Ne croyons pas pour autant qu’ils sont morts le même jour ! L’Angleterre, réticente aux innovations du continent, vivait encore avec le calendrier julien tandis que l’Espagne avait de longue date adopté le grégorien. De sorte que Cervantès a devancé Shakespeare de onze jours au paradis : -)

Ces deux géants de la littérature lèguent à l’humanité des personnages plus vrais que nature. Ils ont nom Don Quichotte et Hamlet, Sancho Pança et Othello, Rossinante et Falstaff, Dulcinée et Juliette…

Un auteur universel


William Shakespeare naît à Stratford-upon-Avon dans la famille d’un riche commerçant. D’après la tradition, il est baptisé le 26 avril 1564 dans l’Église de la Sainte Trinité. C’est dans la même ville qu’il finit sa vie entouré d’honneurs avant d’y être inhumé à l’âge de 52 ans. C’est encore à Stratford qu’il se marie à 18 ans avec une jeune femme illettrée de 8 ans son aînée, Ann Hathaway. Le couple aura trois enfants.

William Shakespeare

Cinq ans plus tard, William part à Londres où il peut écrire sous la protection du comte de Southampton auquel il dédie son premier recueil de poèmes, Vénus et Adonis.

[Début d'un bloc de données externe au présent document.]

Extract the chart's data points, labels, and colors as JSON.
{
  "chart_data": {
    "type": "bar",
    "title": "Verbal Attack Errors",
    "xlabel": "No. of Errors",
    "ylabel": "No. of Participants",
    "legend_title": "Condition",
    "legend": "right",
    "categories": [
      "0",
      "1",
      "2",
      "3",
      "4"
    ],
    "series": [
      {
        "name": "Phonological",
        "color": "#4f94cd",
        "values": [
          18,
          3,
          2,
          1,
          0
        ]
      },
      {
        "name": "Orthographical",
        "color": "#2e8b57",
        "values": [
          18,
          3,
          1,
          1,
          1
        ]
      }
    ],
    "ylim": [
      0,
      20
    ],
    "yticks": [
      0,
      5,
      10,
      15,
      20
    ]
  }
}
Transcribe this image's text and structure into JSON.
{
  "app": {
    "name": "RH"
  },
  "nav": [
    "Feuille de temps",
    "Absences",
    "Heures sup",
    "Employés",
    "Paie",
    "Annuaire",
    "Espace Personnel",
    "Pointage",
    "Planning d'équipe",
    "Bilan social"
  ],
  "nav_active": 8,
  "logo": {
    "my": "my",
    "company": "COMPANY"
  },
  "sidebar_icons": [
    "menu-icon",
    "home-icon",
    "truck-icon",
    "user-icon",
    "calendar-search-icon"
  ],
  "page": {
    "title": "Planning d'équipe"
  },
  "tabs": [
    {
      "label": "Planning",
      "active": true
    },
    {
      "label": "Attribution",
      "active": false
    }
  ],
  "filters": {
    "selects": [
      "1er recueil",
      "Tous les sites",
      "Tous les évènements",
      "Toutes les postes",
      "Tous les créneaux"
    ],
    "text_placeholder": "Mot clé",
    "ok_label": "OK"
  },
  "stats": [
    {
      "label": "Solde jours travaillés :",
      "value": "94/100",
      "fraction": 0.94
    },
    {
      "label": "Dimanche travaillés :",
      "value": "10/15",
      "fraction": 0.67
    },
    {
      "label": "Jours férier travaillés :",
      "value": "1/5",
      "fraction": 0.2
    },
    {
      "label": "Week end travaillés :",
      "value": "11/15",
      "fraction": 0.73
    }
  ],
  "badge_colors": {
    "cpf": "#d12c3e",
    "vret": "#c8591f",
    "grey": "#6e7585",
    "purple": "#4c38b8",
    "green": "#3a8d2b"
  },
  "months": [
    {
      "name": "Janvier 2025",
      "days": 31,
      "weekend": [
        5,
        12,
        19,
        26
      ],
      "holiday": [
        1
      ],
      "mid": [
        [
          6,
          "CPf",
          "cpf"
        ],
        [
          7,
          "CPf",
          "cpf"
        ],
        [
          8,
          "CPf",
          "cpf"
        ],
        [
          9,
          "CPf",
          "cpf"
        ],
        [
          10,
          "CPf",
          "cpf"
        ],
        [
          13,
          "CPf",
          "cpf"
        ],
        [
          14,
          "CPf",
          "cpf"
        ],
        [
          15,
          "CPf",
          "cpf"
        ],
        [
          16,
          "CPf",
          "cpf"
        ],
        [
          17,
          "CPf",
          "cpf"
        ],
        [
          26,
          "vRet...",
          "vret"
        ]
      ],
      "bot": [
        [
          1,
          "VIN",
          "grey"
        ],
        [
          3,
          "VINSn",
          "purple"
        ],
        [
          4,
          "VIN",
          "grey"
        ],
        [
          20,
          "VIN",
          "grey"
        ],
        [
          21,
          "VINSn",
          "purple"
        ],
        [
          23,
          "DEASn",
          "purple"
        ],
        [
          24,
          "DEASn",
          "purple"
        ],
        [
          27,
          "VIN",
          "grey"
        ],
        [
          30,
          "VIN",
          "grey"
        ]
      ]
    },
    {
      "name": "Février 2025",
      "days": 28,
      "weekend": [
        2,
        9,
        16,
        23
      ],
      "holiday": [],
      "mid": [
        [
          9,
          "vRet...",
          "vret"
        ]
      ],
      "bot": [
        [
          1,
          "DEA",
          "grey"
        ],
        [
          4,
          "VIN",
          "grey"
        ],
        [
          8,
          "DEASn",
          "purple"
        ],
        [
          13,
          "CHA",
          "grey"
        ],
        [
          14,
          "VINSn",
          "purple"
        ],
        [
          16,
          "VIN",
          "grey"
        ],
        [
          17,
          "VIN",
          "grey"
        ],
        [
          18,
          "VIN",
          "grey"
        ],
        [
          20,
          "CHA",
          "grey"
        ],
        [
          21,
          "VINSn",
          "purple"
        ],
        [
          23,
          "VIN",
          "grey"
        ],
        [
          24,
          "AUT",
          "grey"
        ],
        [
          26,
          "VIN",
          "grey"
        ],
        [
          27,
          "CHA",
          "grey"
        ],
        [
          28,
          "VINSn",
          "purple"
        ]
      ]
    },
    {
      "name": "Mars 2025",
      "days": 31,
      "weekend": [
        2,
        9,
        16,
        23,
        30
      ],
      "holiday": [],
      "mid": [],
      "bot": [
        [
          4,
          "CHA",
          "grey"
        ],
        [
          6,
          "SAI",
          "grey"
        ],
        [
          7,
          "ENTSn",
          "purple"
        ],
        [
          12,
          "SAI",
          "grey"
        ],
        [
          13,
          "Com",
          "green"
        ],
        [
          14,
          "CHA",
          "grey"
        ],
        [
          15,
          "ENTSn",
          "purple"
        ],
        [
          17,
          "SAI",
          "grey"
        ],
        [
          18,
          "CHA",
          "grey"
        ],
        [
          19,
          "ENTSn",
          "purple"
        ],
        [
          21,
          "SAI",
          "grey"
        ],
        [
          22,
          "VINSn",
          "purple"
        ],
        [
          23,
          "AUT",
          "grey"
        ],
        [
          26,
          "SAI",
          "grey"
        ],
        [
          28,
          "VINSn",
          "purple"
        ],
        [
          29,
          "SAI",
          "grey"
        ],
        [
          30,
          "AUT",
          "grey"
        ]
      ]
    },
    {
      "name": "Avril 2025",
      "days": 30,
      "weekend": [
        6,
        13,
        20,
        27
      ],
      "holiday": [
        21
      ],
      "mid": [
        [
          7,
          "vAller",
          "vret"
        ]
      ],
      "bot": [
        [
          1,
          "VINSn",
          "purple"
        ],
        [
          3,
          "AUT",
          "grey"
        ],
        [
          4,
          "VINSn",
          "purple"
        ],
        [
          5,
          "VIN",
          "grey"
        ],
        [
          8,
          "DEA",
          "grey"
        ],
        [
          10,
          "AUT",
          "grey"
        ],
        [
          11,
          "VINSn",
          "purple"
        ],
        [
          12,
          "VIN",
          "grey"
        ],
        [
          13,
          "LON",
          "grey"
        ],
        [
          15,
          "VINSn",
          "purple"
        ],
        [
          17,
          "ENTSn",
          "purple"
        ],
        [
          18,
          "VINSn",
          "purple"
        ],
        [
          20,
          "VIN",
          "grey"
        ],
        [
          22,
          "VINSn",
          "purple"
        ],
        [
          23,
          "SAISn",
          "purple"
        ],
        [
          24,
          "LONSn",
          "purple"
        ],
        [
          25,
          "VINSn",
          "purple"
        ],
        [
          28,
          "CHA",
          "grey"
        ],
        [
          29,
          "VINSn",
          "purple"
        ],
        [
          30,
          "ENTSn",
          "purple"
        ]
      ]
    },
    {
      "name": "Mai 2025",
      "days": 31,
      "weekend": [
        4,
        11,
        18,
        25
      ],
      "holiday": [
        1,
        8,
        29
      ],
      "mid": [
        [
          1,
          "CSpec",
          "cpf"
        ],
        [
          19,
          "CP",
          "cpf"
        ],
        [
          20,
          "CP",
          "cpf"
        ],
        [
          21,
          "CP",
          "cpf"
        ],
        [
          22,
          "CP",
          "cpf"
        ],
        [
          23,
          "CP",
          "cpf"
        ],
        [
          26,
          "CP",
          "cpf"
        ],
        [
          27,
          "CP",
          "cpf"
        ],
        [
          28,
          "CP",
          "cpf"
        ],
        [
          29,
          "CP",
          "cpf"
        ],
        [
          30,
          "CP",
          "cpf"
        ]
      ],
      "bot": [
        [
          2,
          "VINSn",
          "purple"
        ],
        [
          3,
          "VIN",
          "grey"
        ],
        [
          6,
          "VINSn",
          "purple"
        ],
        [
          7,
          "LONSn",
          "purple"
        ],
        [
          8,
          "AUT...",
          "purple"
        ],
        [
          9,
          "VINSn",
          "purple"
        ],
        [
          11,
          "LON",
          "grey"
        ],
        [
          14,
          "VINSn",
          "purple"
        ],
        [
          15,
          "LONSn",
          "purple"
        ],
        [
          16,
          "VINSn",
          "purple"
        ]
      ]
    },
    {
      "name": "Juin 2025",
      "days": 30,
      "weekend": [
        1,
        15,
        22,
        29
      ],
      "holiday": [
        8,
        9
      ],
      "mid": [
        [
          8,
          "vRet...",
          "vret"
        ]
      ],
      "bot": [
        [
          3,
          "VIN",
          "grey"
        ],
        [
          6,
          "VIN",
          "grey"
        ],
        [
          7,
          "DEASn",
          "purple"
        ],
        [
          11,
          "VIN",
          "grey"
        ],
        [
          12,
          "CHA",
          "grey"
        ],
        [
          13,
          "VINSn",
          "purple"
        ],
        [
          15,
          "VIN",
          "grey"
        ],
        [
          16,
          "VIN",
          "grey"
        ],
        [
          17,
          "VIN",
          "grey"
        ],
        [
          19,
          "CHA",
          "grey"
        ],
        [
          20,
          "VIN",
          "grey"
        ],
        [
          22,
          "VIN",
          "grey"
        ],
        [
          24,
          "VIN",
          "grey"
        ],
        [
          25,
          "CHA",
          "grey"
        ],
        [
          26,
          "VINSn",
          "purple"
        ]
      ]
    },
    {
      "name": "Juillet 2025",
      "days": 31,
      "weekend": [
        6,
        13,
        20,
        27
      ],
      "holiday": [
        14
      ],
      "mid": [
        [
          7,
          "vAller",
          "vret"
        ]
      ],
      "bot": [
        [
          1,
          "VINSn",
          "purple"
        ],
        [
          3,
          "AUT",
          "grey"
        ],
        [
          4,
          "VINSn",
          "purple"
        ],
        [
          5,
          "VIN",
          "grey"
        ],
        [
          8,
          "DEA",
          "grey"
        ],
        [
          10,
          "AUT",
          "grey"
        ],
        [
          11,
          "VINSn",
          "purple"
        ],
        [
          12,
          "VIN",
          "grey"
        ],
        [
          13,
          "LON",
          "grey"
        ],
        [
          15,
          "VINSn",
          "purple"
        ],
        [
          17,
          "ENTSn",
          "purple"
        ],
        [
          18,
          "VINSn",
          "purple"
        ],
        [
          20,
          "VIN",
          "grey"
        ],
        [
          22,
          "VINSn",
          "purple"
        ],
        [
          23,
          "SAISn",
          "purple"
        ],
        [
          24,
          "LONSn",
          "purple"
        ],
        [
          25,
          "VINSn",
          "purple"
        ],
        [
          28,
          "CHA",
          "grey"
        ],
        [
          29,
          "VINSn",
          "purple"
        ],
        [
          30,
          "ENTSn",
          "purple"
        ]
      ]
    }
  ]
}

La troupe de Shakespeare se produit d’abord dans le nouveau théâtre du Globe, sur la rive droite de la Tamise, puis, après 1608, dans la salle des Black Friars.

Le poète et dramaturge anglais se montre excellent connaisseur de la nature aussi bien que des hommes (il cite pas moins de 108 plantes dans Roméo et Juliette). Il fréquente les tavernes avec la même aisance que les châteaux. Ses succès théâtraux et ses qualités d’investisseur lui permettent de jouir à Stratford-upon-Avon d’un coquet patrimoine.

William Shakespeare

Shakespeare est le plus fécond de tous les artistes qui s’épanouirent à Londres, à la fin du XVIe siècle, sous le règne brillant et agité d’Elizabeth 1ère. Christopher Marlowe, qui aurait pu rivaliser avec lui, fut prématurément tué dans une taverne.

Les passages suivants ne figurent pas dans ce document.